Fresh laos, approx 2 cm, grated
2 cm fresh turmeric, grated or 3 tsp curcuma powder)
3 gloves garlic, grind till paste
3 medium shallots, minced
2 tbs dried coriander leaves
2 tbs chili flakes
1 small bird eye chili, minced
2 stalks lemongrass, minced
4 kaffir lime leaves, minced
2 1/2 tbs palm sugar
3 tbs salt
5 tbs coconut oil
Put everything in a food processor en blend till you have a nice paste. If you don’t have a processor, you can practice your knife skills. Chop everything up, put it in a bowl and give it a good stir till all the ingredients are mixed up.
For the broth:
300 ML coconut milk
500 ML water
3 tbs fish sauce (omit if you are strict vegan or vegetarian)
juice of one lime
3 cups of enoki mushrooms
2 cups tempeh or tofu, diced
2 handfuls of bok choy or spinach
6 Udon noodles portion
Cook some water in a bit pot and when the water boils turn off the heat and add the Udon noodles, I’ve used the pre-cooked ones. Just check on the packages for preservatives and other funky ingredients. Let them soak till they are coming loose. Drain and set aside.

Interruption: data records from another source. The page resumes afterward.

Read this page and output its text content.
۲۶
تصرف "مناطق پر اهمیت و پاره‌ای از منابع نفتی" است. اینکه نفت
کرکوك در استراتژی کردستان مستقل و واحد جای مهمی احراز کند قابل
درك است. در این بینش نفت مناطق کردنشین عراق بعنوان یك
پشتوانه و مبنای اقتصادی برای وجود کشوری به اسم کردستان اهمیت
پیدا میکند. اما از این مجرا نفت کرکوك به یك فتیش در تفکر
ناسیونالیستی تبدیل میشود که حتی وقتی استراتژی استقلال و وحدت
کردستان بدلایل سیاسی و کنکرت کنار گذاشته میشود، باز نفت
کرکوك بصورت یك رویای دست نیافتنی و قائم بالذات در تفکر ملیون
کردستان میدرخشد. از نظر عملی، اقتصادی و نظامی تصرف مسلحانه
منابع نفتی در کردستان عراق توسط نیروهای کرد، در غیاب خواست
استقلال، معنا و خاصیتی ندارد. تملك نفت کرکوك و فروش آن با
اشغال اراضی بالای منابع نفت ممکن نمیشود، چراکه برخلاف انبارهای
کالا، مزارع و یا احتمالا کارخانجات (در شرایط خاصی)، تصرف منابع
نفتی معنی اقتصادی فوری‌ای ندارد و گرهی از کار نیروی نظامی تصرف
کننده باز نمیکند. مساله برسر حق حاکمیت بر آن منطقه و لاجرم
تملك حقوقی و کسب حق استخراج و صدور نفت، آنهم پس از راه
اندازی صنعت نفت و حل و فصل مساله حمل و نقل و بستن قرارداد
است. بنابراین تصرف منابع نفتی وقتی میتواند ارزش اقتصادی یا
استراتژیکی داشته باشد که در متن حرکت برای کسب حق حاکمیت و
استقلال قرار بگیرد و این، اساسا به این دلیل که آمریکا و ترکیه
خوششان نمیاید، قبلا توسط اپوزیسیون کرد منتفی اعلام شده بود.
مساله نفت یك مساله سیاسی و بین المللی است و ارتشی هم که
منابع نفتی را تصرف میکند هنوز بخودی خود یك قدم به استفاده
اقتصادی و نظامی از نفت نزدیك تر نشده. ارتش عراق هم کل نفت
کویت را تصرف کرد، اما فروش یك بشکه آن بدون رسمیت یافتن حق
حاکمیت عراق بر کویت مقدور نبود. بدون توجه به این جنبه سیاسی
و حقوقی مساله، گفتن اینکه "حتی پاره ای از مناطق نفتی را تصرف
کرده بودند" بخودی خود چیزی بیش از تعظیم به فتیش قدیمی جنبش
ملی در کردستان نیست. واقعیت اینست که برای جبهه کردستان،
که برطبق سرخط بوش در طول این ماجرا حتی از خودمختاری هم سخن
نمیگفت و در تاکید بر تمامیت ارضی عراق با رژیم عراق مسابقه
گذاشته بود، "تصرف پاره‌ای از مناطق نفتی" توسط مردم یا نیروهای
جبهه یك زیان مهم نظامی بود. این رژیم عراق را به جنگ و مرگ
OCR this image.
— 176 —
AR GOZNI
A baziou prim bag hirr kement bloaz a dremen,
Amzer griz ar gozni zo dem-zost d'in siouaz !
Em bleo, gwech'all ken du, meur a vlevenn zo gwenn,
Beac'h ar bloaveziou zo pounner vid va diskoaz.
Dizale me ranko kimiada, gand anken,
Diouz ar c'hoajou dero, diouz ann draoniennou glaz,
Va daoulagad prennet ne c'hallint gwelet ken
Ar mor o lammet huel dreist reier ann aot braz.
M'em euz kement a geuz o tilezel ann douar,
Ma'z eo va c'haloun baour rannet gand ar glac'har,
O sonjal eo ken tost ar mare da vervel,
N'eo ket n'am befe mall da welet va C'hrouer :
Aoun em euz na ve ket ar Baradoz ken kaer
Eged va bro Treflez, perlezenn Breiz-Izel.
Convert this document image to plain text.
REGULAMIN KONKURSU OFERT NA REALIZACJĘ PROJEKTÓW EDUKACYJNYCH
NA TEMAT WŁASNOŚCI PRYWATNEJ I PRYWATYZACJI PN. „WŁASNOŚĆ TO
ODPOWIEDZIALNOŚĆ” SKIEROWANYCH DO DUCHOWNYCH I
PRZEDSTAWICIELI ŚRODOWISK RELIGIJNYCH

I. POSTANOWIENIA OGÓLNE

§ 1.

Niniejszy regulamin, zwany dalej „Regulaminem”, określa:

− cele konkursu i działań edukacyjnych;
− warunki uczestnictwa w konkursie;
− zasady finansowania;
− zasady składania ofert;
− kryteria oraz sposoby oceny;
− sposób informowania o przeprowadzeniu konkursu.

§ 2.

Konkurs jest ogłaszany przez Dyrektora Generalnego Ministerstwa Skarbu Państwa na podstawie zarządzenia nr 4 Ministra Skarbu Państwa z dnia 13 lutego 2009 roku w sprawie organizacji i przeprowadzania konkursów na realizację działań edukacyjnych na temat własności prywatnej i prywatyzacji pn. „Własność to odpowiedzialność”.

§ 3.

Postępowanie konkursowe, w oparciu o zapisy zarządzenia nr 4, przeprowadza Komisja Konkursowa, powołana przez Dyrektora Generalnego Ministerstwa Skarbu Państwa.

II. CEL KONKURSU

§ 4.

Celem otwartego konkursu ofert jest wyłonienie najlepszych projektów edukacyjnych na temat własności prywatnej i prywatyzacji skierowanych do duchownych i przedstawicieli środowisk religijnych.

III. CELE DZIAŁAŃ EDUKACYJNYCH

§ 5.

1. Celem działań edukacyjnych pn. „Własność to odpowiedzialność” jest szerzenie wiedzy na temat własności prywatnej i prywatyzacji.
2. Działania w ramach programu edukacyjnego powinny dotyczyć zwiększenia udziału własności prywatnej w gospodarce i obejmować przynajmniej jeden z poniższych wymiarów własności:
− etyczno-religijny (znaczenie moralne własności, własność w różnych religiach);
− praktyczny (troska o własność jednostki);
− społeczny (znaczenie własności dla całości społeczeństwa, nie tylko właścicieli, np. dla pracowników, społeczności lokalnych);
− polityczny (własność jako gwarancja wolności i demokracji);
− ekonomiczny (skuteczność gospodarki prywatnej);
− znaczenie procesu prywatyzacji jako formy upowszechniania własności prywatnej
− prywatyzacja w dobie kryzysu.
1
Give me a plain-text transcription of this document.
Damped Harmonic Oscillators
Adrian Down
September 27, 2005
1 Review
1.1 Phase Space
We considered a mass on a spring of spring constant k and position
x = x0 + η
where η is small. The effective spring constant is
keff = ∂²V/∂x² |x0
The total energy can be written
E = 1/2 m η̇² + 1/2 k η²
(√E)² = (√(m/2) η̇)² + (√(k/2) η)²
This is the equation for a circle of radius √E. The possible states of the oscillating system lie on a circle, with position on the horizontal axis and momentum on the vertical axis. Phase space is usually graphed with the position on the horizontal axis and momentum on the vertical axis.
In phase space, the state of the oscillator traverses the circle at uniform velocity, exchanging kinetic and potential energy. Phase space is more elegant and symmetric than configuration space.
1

In a big wok or big heavy bottom, pan heats up 4 tablespoons of coconut oil (or sunflower). If the oil is sizzling hot pour in your curry mixture. This will release the complex flavors. Keep on stirring till the color of the paste has darkened. Gently add the coconut milk, water, tempeh, mushrooms, eggplant. Let it simmer on low heat for 15 till 20 minutes. Add the lime juice and fish sauce. You want to have this creamy, rich flavor from the coconut but with a little bit freshness from the lime juice. Keep on tasting and adding till you have the right balance in flavor. Add in the bok choy and simmer for 5 more minutes and turn off the heat.
Divide the udon into a few bowls and pour the hot soup over it. Top it off with some bean sprouts, left-over baby bok choy and few fresh coriander leaves. Eat or slurp it while it’s hot and steamy. As condiments, you can put some extra chili flakes, fish sauce, palm sugar, fresh coriander, bean sprouts on the table for guest to adjust their laksa.